4/6     dévôts et reclus

par Jean-Michel Mariou

Un jour, l’envie vous vient, comme une évidence, de vous retirer du monde. Au Moyen Âge, la règle de saint Benoît pose que, pour se reclure, un homme – il n’est jamais ici question de femmes – doit avoir déjà longuement éprouvé la condition de moine. Il ne s’agit pas justement de se retirer un beau matin, sans avoir vérifié que l’on en est digne et capable. C’est comme un accomplissement final, la dernière marche d’une montée en béatitude. Mais les règles se bousculent, et le Moyen Âge, qui bouleverse tous les ordres anciens, n’épargne pas le rapport à la foi et au sacrifice. Au grand recrutement des solitudes, on voit alors accourir femmes et laïques. Et comme on est loin du désert, on va le réinventer en ville. Une nouvelle pratique d’anachorèse voit le jour, très majoritairement pratiquée par les femmes, qui consiste à s’enterrer vivante, toujours par pénitence, pour gagner son ciel à force de prière et de méditation. C’est l’idée de prison et de mort au monde qui prévaut ici. On s’enferme dans un reclusoir, une cellule sans fenêtre, souvent directement construite contre l’enceinte de l’église, et dont la porte reste close. Emmurée là dans l’obscurité, la recluse reçoit une maigre pitance par une lucarne qui donne sur l’église, et qui lui permet aussi de suivre, discrètement, les offices.

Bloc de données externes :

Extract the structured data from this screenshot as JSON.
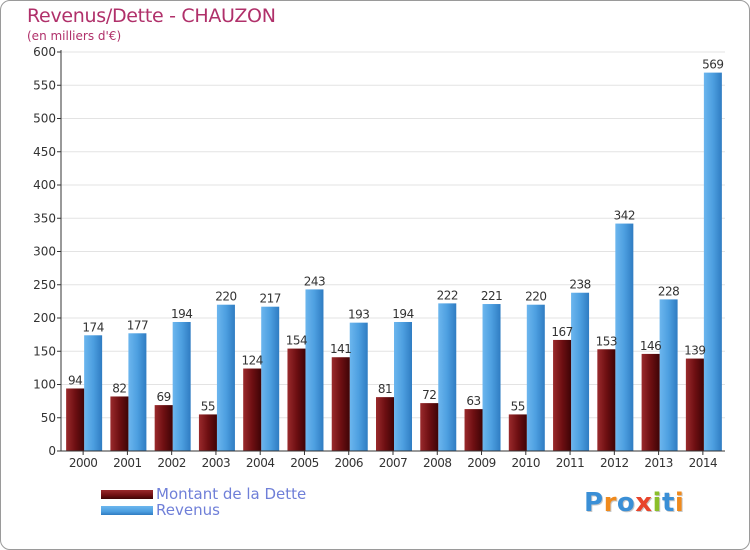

Mais il existe aussi beaucoup de reclusoirs installés contre des portes et des murailles, tous les points stratégiques du tissu urbain. Dans les cimetières, près des chapelles construites sur les ponts des routes de pèlerinage. La recluse y passe une partie de sa vie, vénérée par la population. Le jour où elle prend possession de sa prison, où elle entre dans le reclusoir, un chant funèbre, In paradisum te deducant angeli, salue et accompagne cette « mise au tombeau ». Car tout le temps de leur retraite, les recluses sont considérées comme mortes. Vierge, mariée, veuve, on y trouve des femmes de toutes conditions, de toutes extractions sociales, aristocrates, bourgeoises ou filles perdues.
Ainsi en 1424, Alix La Bourgeotte, une religieuse retirée à l’hôpital Sainte-Catherine à Paris, et qui manifeste le désir de se cloîtrer complétement. Elle achète elle-même à un bourgeois de Paris un terrain entre l’église et la fontaine des Innocents, et y fait construire son reclusoir. Elle vécut là, saintement, pendant quarante-deux ans. À sa mort, le roi Louis XI lui fit élever dans l’église un tombeau de bronze orné d’une statue de religieuse qui prie, bible ouverte dans les mains.

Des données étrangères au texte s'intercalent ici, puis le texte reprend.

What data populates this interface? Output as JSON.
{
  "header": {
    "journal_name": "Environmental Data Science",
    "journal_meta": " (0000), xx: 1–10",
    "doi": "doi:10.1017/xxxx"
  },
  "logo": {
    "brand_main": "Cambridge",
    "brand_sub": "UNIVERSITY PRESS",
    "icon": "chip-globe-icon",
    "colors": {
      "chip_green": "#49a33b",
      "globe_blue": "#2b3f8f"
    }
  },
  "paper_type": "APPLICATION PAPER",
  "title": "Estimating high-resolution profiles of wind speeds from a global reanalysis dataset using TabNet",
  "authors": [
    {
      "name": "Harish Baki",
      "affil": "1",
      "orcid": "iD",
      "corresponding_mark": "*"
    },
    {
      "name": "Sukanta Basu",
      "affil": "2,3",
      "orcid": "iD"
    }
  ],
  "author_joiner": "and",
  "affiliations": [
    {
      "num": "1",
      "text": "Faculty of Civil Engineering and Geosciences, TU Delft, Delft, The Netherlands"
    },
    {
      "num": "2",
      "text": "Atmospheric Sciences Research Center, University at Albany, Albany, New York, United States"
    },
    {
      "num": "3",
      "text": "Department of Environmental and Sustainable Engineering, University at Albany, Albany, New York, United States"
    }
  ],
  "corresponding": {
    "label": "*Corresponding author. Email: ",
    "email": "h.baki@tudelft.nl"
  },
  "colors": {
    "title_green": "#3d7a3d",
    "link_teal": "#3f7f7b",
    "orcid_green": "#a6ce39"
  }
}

Tout a une fin. La France n’a pas connu la Réforme qui entraîna, en Angleterre, la fin du monachisme et de la réclusion. Mais avec le temps, l’intérêt pour les recluses se relâche, les dons se raréfient peu à peu, comme les candidates. À partir du dix huitième siècle, de nouvelles voies s’ouvrent aux femmes qui désirent vivre leur foi en sacrifice. Des ordres se créent, qui leur permettent d’enseigner, de construire des charités tournées vers les autres. Les recluses vont à leur tour s’effacer du paysage chrétien. L’historienne Paulette L’Hermite-Leclercq, qui a travaillé sur la réclusion dans le milieu urbain français à cette époque, raconte l’histoire d’une béguine, Marie-Madeleine Hannegrave, qui résume parfaitement le glissement de l’institution face à ces engagements. Une béguine, c’est une femme, célibataire, qui appartient en Belgique à une communauté religieuse laïque et qui désire vivre sous une règle monastique, mais sans prononcer de vœux perpétuels. Marie-Madeleine Hannegrave est une fille de bourgeois de Bruxelles, née en 1576, et elle vit dans un des béguinages de la ville, un lieu où vit sa communauté, à Sainte-Élisabeth. « Désireuse de se consacrer « intimement«  à Dieu, elle s’offre à faire construire à ses frais une « cluse » attenante au chœur de l’église Sainte-Gudule de Bruxelles. L’ordinaire est d’accord, mais les chanoines s’y opposent. La raison n’en est pas donnée. Marie-Madeleine demande alors et obtient de la Chambre des comptes une somme de 209 livres pour se faire construire un reclusoir dans le cimetière de l’église Sainte-Catherine de la même ville. Par suite de nouvelles oppositions dont la nature reste inconnue elle est obligée de quitter Bruxelles pour Lille. Elle s’installe dans une logette au chevet de l’église Sainte-Catherine de Lille et y passe quatorze ans mais on agrandit le sanctuaire et elle est délogée. Les archiducs qui gouvernent à cette époque la Flandre au nom de l’Espagne l’autorisent à occuper une cellule à Saint-Étienne de Lille, église où elle avait été baptisée, mais il ne lui est pas possible de s’y reclure par suite de « l’incommodité du lieu » – sans autres précisions. C’est alors un renoncement saisissant : elle rentre dans la vie active à Sainte-Élisabeth, son béguinage d’origine. On est en 1614, elle a trente-huit ans.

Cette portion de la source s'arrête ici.